Failures at local and Department level were responsible for the spread of the WannaCry ransomware virus in May this year, a government report has found.
According to the report, produced by the National Audit Office, all organisations infected by WannaCry shared the same vulnerability and could have taken relatively simple action to protect themselves. Infected organisations had unpatched, or unsupported Windows operating systems so were susceptible to the ransomware attack.
The Department of Health was warned about the risks of cyber attacks on the NHS a year before WannaCry and although it had work underway it did not formally respond with a written report until July 2017. The Department and Cabinet Office wrote to trusts in 2014, saying it was essential they had "robust plans" to migrate away from old software, such as Windows XP by April 2015.

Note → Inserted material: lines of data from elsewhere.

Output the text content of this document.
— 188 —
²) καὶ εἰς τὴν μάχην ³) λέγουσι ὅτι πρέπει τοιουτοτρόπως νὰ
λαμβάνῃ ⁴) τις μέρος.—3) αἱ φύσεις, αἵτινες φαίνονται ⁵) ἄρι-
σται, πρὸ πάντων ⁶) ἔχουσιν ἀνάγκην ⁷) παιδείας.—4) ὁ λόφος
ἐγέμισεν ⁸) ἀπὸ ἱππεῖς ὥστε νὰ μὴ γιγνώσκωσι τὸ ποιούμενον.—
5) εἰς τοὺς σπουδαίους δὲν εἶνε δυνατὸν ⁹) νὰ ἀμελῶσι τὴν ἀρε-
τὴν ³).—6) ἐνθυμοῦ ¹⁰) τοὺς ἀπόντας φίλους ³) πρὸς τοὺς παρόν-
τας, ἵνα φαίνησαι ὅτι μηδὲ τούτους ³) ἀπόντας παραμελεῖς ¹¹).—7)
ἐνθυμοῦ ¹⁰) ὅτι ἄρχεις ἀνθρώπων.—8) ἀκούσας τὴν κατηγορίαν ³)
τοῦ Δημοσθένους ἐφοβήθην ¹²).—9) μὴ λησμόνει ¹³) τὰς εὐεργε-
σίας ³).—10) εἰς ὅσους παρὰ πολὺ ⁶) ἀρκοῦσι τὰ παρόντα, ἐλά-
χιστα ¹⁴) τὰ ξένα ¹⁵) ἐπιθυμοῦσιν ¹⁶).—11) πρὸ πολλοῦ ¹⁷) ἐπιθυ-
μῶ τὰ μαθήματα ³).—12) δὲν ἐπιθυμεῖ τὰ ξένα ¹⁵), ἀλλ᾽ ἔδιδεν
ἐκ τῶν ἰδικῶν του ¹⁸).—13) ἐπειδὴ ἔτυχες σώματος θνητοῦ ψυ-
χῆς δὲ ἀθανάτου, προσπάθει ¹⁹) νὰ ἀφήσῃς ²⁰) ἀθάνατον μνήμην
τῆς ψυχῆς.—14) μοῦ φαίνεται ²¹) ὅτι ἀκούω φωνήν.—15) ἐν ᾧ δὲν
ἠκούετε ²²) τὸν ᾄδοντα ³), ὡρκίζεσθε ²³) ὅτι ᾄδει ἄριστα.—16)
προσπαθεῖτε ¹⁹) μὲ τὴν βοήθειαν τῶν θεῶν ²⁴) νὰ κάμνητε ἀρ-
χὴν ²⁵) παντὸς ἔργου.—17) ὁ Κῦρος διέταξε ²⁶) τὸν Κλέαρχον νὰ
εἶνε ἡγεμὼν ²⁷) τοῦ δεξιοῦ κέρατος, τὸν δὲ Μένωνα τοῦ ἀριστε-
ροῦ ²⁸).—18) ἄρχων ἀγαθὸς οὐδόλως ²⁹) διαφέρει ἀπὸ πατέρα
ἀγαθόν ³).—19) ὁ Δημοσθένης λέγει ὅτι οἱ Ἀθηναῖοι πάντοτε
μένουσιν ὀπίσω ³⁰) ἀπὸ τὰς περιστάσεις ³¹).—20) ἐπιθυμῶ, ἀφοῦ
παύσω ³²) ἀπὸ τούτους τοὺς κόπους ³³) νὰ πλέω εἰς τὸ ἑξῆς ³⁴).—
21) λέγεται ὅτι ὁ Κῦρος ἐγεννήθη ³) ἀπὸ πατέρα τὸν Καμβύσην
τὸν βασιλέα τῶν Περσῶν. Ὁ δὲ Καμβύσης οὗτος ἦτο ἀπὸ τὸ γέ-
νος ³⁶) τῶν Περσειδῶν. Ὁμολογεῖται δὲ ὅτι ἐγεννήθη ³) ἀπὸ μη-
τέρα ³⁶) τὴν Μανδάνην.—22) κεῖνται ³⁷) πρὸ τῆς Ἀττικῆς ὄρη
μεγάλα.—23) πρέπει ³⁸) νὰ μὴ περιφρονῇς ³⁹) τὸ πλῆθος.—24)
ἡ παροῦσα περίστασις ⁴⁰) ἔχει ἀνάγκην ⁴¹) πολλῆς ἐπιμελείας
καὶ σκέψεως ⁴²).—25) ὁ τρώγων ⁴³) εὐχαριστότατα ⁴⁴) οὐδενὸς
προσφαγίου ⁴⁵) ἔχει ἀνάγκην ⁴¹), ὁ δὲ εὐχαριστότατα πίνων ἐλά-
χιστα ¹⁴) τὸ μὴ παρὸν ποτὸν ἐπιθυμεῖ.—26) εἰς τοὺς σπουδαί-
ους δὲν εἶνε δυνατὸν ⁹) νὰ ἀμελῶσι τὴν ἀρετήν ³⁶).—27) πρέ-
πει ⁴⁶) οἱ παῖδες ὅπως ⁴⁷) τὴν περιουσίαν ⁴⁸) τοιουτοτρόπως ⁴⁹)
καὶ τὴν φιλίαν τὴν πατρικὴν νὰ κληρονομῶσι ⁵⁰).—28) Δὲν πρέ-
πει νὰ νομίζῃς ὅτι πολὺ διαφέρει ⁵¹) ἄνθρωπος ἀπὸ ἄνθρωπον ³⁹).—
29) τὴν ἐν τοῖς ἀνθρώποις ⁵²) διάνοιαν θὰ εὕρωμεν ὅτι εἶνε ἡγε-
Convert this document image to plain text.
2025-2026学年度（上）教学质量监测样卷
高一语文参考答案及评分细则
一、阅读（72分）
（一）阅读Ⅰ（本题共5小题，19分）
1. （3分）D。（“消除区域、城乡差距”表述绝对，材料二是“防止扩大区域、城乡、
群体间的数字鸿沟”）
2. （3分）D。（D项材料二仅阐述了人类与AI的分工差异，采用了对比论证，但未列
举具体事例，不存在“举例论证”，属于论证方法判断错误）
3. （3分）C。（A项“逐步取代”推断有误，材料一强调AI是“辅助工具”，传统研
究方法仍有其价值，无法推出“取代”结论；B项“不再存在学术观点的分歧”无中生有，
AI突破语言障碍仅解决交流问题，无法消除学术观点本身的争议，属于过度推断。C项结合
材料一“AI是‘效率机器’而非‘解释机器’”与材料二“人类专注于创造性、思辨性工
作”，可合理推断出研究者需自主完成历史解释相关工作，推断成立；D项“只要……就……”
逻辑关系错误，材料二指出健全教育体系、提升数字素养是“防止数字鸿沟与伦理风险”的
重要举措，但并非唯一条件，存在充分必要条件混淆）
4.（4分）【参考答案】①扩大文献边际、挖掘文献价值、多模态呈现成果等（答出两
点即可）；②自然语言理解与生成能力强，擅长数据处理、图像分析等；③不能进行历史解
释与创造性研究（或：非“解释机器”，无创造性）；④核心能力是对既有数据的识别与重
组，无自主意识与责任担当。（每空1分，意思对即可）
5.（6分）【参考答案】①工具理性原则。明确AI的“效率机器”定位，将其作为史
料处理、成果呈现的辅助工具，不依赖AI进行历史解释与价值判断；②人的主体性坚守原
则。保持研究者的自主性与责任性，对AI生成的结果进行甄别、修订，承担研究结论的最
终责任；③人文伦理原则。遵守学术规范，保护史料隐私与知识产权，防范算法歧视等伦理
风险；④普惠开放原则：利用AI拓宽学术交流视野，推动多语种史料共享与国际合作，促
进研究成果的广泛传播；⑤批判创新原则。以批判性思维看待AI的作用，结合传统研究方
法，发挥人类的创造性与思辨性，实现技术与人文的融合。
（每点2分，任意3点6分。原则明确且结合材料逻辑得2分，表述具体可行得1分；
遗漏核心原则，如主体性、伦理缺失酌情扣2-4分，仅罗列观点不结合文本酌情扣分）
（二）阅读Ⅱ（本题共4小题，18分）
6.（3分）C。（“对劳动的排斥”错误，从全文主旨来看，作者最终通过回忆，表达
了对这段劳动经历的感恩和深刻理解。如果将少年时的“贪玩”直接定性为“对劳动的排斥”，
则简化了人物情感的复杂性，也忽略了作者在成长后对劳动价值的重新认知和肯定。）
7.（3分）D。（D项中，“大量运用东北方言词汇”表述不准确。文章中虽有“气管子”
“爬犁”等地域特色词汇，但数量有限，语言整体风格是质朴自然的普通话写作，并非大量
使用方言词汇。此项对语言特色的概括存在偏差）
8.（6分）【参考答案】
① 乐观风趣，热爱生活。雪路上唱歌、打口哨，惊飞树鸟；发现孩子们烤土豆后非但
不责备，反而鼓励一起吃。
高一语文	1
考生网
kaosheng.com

In March and April 2017, NHS Digital had issued critical alerts warning organisations to patch their systems to prevent WannaCry. However, before 12 May 2017 when the WannaCry attack took place, the Department had no formal mechanism for assessing whether local NHS organisations had complied with their advice and guidance and whether they were prepared for a cyber attack.
The malware encrypted data on infected computers and demanded a ransom roughly equivalent to £230 ($300).
The NAO report said there was no evidence that any NHS organisation paid the ransom - but the financial cost of the incident remained unknown. Costs included cancelled appointments; additional IT support provided by NHS local bodies, or IT consultants; or the cost of restoring data and systems affected by the attack.
The report also established that the Department of Health had developed a plan for responding to a cyber attack, but had not tested the plan at a local level. As the NHS had not rehearsed for a national cyber attack it was not immediately clear who should lead the response and there were problems with communications.
Amyas Morse, head of the National Audit Office, said:
“The WannaCry cyber attack had potentially serious implications for the NHS and its ability to provide care to patients. It was a relatively unsophisticated attack and could have been prevented by the NHS following basic IT security best practice. There are more sophisticated cyber threats out there than WannaCry so the Department and the NHS need to get their act together to ensure the NHS is better protected against future attacks.”